Série : face à la guerre  (3/4)

Citer cet article :
Gnesotto, N. 2023. «La victoire, oui mais laquelle ?», Blogpost, Paris: Institut Jacques Delors, 1er mars.


Nous soutenons l’Ukraine jusqu’à la victoire, et c’est effectivement la seule stratégie à la fois juste, raisonnable, morale. Pour autant, ce consensus occidental recouvre beaucoup de questions, de non-dits, de nuances, peut-être de différences sur ce que l’on appelle la victoire ukrainienne. Essayons de les passer en revue.

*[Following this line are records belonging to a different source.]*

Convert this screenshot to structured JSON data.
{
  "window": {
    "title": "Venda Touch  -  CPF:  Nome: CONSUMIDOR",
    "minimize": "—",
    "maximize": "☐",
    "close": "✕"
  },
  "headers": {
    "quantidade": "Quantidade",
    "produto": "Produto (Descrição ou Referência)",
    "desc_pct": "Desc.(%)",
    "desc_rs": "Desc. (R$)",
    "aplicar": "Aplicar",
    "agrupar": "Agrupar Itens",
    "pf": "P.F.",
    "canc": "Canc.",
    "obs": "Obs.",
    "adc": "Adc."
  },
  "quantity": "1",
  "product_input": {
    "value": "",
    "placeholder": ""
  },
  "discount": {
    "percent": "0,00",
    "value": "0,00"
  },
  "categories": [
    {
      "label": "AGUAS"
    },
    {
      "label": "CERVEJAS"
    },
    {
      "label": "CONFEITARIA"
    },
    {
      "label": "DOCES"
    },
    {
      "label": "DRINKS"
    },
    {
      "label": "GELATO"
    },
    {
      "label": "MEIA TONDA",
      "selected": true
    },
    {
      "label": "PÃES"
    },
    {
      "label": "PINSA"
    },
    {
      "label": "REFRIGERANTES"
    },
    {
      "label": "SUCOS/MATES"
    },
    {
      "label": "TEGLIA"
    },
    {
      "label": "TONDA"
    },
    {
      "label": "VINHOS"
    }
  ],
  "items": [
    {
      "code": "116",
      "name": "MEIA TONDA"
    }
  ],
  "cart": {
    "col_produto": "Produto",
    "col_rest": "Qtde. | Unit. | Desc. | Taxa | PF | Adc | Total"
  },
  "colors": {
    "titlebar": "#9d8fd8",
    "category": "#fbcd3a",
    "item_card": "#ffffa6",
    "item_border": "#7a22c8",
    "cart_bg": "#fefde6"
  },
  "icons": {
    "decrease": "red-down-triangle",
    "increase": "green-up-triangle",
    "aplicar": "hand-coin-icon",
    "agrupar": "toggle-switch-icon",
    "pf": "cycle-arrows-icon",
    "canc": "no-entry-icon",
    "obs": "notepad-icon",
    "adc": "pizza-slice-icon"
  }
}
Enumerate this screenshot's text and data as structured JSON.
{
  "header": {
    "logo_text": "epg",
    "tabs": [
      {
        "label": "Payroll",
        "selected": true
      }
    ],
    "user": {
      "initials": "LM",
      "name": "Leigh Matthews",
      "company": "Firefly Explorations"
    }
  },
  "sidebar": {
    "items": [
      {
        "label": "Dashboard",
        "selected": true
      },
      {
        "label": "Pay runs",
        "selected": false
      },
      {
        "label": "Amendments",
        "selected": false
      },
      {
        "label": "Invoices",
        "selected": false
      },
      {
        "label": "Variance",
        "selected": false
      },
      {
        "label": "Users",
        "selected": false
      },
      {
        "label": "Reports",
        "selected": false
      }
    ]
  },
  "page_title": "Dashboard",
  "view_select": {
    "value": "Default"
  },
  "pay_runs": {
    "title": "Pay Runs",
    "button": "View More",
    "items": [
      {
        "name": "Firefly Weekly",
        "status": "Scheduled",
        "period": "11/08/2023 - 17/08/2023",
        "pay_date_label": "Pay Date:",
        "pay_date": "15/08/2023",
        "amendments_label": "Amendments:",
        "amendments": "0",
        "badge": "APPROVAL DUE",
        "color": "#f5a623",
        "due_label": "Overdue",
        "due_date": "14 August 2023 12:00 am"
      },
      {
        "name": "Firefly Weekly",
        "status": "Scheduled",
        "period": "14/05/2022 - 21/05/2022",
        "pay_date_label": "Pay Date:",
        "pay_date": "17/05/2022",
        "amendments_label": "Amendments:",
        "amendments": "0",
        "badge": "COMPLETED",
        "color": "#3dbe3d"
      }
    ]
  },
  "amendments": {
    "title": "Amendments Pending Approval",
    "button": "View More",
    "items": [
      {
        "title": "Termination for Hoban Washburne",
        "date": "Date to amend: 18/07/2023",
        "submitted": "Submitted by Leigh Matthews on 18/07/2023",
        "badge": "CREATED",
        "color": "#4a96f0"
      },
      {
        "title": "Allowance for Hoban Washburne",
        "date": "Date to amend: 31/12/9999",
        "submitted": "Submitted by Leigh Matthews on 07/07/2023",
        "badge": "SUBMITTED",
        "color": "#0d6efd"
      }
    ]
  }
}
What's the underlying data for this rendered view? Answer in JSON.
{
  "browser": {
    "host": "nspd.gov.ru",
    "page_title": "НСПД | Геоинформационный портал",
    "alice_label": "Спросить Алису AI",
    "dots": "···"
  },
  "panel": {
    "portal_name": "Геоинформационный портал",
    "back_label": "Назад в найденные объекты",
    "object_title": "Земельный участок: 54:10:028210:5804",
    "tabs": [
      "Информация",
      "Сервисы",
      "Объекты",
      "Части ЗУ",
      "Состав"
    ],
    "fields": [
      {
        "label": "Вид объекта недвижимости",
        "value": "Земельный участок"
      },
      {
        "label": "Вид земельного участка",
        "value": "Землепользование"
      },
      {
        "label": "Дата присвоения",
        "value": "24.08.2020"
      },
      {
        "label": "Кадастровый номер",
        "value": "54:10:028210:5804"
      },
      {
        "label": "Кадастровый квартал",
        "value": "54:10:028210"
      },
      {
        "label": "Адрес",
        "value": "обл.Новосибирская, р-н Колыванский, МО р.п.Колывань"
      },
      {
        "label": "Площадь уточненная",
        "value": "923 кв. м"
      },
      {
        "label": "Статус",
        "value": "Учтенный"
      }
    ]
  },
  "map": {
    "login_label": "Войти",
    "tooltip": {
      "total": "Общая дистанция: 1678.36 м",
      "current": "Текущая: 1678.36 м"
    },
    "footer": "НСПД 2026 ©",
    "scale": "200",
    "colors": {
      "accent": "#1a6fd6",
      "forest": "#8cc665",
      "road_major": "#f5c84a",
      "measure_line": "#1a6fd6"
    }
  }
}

  1. La victoire à quel prix ? Deux extrêmes bornent l’acceptabilité d’une victoire ukrainienne, non seulement pour les stratèges occidentaux mais aussi pour les opinions : la montée aux extrêmes d’une confrontation directe entre l’Otan et la Russie d’une part ; la destruction totale de l’Ukraine par la Russie d’autre part. Une Ukraine victorieuse mais laminée, détruite, exsangue, tel un champ de ruines de 600 000 km2 ne serait pas plus acceptable qu’un engrenage stratégique vers la guerre globale, peutêtre nucléaire, contre la Russie. Or Poutine pourrait décider qu’à défaut de gagner lui-même la guerre, il pourrait détruire l’Ukraine avant de perdre. De même pourrait-il conclure que, quitte à perdre, autant impliquer le maximum de dommages y compris aux armées européennes de l’Otan. Aider l’Ukraine à vaincre, tout en évitant de finir sur l’un ou l’autre de ces écueils également inacceptables, n’est déjà pas une mince affaire.
  2. Quels seraient les contours de la victoire ? La définition diffère largement selon les pays et les responsables politiques : s’agit-il de la récupération des territoires ukrainiens perdus depuis 2014, de l’écrasement militaire de la Russie, ou de la chute de Poutine ? Seul le premier objectif apparait consensuel : les deux autres font partie des non-dits, des espoirs, des ambitions cachées de certains Occidentaux, divisés sur ces buts ultimes de la guerre. Seul Emmanuel Macron a le courage de préciser que la défaite de la Russie ne signifie pas qu’il faille chercher à « écraser le pays », ce qui relève du bon sens stratégique, mais ce qui ne satisfait guère certains de ses alliés pour qui le soutien inconditionnel de l’Ukraine va au-delà du territoire ukrainien. Pourra-t-on s’entendre sur les buts de guerre ?
  3. Et de quels territoires s’agit-il ? Admettons que notre objectif soit « seulement » d’aider l’Ukraine à récupérer les territoires perdus : la définition de cet objectif géographique n’en est pas moins difficile. Volodymyr Zelensky est clair dans sa volonté de reconquérir toutes les régions conquises par Moscou à partir de 2014, donc à la fois le Donbass et la Crimée, et on le comprend parfaitement. En revanche, pour les Occidentaux, un débat devrait s’imposer, parce que les différences de vues existent, même si nous refusons de les expliciter à ce stade. Une majorité d’Européens suit le président ukrainien et inclut la reconquête de la Crimée dans la définition d’une victoire ukrainienne ; d’autres soulignent en revanche que la Crimée pose une série de difficultés non négligeables. En effet, nous tous Occidentaux, Américains et Européens, avons laissé faire Moscou en 2014 : même si en droit international nous n’avons pas formellement reconnu l’annexion de la Crimée, dans les faits, nous avons laissé Poutine mettre la main et la loi russe sur ce territoire. Le reprendre, ne serait-ce pas attaquer une partie du territoire que les Russes considèrent depuis 10 ans comme russe, par notre propre impuissance ?
  4. Enfin, quels moyens affecter pour obtenir la victoire de l’Ukraine ? le débat sur la fourniture d’armements n’a aucun sens à ce jour, car il est mené sur un mode plus émotionnel que rationnel. Quelle est notre stratégie ? A-t-elle besoin d’avions de combat pour réussir ? Implique-t-elle la possibilité de frappes sur le territoire russe, avec toute l’ambiguïté en ce qui concerne la Crimée ? Savons-nous quelles sont nos lignes rouges ou se contentera-t-on d’improviser au jour le jour, jusqu’à se retrouver devant d’autre choix qu’une escalade militaire ?

On nous rétorquera que le flou stratégique occidental est nécessaire pour accroître la confusion russe. Espérons qu’il ne soit pas surtout la traduction de notre courte vue.